Osvaldo and Derya Sousa met while studying in Portugal. They are from Angola and Turkey respectively and have lived in Ireland for the last 10 years. "I have worked in several industries as an IT consultant helping companies build web solutions for more than 12 years, while Osvaldo is an expert in collaboration technologies and helps enterprises to streamline and remake their business processes," Sousa says.

“We currently employ four people and are hiring two more. Our vision is to become the market-leading platform for process automation globally. We want to put people in the driving seat of automation, let them see it and AI as an opportunity to upskill and reduce costs and free them up to use their business acumen to be more productive and ultimately to use their time better in other areas.”

New Frontiers programme

The Sousas are the parents of two young children and one of the hardest parts of setting up their business was quitting their full-time jobs to focus completely on developing Kianda. The company is based at the LINC innovation hub at Blanchardstown IT and Sousa was a recent participant in the Enterprise Ireland-backed New Frontiers programme run at the centre.
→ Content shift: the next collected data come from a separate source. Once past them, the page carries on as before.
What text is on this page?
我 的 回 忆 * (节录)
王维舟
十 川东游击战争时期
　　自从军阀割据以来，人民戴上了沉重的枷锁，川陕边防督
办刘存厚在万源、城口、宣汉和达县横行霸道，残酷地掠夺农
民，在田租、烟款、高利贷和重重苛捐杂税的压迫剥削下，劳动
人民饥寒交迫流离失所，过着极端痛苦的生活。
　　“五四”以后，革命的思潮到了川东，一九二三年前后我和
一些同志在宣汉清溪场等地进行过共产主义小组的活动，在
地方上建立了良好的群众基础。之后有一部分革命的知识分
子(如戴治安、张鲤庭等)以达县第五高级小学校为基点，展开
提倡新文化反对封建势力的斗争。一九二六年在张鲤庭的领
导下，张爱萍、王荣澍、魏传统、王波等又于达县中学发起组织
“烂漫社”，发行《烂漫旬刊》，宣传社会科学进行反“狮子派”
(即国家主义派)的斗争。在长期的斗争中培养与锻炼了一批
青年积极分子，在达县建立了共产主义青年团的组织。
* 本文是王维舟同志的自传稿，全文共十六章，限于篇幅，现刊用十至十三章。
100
“We got very good support and advice on the programme and were assigned excellent mentors who were very experienced in helping a startup,” Sousa says. “The biggest challenges so far have been finding the right networks and contacts to develop our business, scaling up the team – it hasn’t been easy to find people – and getting the work-life balance right as when you’re both working in the business the temptation is to talk constantly about it.”

Kianda is facing some strong competition from much bigger overseas companies in its space but Sousa is sanguine about the prospect of a David-versus-Goliath showdown. “What really stands to us is our expertise and indeed our smaller size, because we can react very quickly,” she says. “We are aware that customer service in the sector is not as good as it should be and that support is not as forthcoming as it needs to be. We are nimble and able to be highly reactive and to move a lot faster to respond to customers’ needs than some of the companies out there.”

Sousa estimates that between time and money (self-funded) it has cost about €300,000 to bring the product to its launch point. For now, she says, the focus is on growing the company's customer base, with Europe as its initial target market. All going to plan, the company will launch a funding round in first quarter of 2019.